By contrasting several network models, this research proposes an infrared ship target detection method, YOLO-IRS, with the aforementioned obstacles and difficulties in mind. The approach effectively solves the issue of target loss due to occlusion in high-density scenarios by exhibiting strong anti-interference capabilities and outstanding performance in small target detection. Through experimental comparisons, the efficacy of the approach presented in this study is confirmed: precision is increased by 1.3%, mean average precision (mAP50) is increased by 0.5%, and mAP50–95 is increased by 1.7%. The primary contributions of this article are as follows:
To capture target context information and enhance the recognition accuracy of small targets, this paper introduces the Swin Transformer module, which can expand the window field of view through a shifted-window multi-head self-attention mechanism, thereby enhancing the ability to focus on global features during the feature extraction process.
Addressing the problem of false detection and missed detection in complex backgrounds and dense occlusion, this paper designs the C3KAN module, which effectively improves the recognition accuracy of infrared ship targets.
A large number of experiments have been conducted on the public infrared ship dataset. The effects of the Swin Transformer module and the C3KAN module on the experimental results were tested through ablation experiments. Comparative experiments verify the anti-interference capability of the proposed YOLO-IRS algorithm and its effectiveness in detecting infrared ships in complex backgrounds.
5. Conclusions
Aiming at the problems of the low detection rates of infrared ship targets in complex ocean backgrounds and dense scenes and the inefficient feature extraction of weak ship targets in blurred scenes, which leads to insufficient detection capability, this paper proposes an algorithmic network, YOLO-IRS, using YOLOv10 as the algorithmic baseline. First, the paper introduces the Swin Transformer module, which solves the problem of missed target detection caused by the dense occlusion of infrared ships near coastal ports by extracting global image features.
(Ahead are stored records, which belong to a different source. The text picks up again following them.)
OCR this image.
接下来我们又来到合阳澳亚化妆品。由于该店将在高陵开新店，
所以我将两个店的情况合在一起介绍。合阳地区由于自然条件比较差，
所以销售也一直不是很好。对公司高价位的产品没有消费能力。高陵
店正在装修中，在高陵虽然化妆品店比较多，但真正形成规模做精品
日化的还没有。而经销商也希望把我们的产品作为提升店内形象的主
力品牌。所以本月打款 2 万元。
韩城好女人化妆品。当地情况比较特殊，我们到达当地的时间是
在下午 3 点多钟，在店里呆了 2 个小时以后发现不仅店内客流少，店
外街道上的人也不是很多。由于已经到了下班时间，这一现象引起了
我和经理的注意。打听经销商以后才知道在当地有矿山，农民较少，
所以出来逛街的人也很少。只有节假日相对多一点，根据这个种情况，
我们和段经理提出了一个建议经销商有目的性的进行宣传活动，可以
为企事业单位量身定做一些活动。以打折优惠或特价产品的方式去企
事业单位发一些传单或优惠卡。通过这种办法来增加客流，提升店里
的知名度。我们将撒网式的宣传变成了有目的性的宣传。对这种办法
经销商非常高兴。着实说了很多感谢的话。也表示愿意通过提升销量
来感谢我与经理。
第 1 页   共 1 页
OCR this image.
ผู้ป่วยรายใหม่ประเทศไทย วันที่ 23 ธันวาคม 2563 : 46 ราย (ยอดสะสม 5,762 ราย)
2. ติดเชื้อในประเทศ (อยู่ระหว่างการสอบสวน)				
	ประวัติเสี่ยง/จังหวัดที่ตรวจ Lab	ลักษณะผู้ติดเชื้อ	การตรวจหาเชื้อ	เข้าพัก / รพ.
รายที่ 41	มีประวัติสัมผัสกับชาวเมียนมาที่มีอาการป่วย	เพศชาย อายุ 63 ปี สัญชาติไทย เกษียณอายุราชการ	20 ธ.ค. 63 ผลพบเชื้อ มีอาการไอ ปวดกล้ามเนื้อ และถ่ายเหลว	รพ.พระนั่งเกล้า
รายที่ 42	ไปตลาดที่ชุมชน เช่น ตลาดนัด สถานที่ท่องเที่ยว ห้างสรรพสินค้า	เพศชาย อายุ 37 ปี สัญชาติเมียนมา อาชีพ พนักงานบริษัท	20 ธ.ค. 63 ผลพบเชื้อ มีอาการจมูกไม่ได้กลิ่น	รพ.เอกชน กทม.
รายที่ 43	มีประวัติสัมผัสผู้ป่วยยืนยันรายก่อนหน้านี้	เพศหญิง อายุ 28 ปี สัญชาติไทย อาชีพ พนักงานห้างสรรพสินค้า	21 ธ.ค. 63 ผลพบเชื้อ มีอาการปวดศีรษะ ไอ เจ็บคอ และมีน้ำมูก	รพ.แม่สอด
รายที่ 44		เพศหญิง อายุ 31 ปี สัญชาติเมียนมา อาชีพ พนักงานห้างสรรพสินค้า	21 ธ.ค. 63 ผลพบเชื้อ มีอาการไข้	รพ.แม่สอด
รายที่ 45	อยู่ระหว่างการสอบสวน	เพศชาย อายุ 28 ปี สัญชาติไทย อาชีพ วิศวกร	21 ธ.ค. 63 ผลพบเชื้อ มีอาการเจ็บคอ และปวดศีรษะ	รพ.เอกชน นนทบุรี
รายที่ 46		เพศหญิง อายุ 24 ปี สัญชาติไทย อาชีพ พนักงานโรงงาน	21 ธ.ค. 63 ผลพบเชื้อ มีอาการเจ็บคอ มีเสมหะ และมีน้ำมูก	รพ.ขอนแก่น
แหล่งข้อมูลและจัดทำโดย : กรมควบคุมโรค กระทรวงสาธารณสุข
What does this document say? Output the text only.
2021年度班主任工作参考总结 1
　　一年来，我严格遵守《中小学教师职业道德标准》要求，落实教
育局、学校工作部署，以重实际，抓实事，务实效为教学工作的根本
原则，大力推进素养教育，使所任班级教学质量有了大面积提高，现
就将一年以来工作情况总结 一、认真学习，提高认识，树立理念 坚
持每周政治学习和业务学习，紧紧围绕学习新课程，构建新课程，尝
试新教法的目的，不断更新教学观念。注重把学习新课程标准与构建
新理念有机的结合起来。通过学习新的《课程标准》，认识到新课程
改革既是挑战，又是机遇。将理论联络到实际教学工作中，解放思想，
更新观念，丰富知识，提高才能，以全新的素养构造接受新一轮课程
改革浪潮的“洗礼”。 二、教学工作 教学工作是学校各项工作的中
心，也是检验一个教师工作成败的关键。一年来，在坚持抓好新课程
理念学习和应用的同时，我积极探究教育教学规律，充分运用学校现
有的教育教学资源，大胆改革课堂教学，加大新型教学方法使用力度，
Second, the paper designs the C3KAN module, which achieves better results in the feature extraction of weak and small infrared ship targets, enhances the feature fusion of multi-scale ship targets, effectively detects infrared ship targets of different scales in the same scene, and improves the model’s detection performance for small targets. Compared with the original algorithm, YOLO-IRS improves the detection accuracy for all target classes, with detection accuracy (P) improved by 1.3%, mAP50 by 0.5%, and mAP50–95 by 1.7%. This paper also compares YOLO-IRS with other mainstream detection algorithms, and the results demonstrate the superiority of the algorithm proposed in this paper. The experimental results show that YOLO-IRS can effectively avoid the problems of misdetection and omission when dealing with small targets, dense scenes, blurred backgrounds, and complex backgrounds, thereby improving the accuracy of infrared ship detection. However, infrared ship targets in distant sea scenes become even weaker, making it challenging for the program to recognize them accurately, and future research will concentrate on resolving these problems.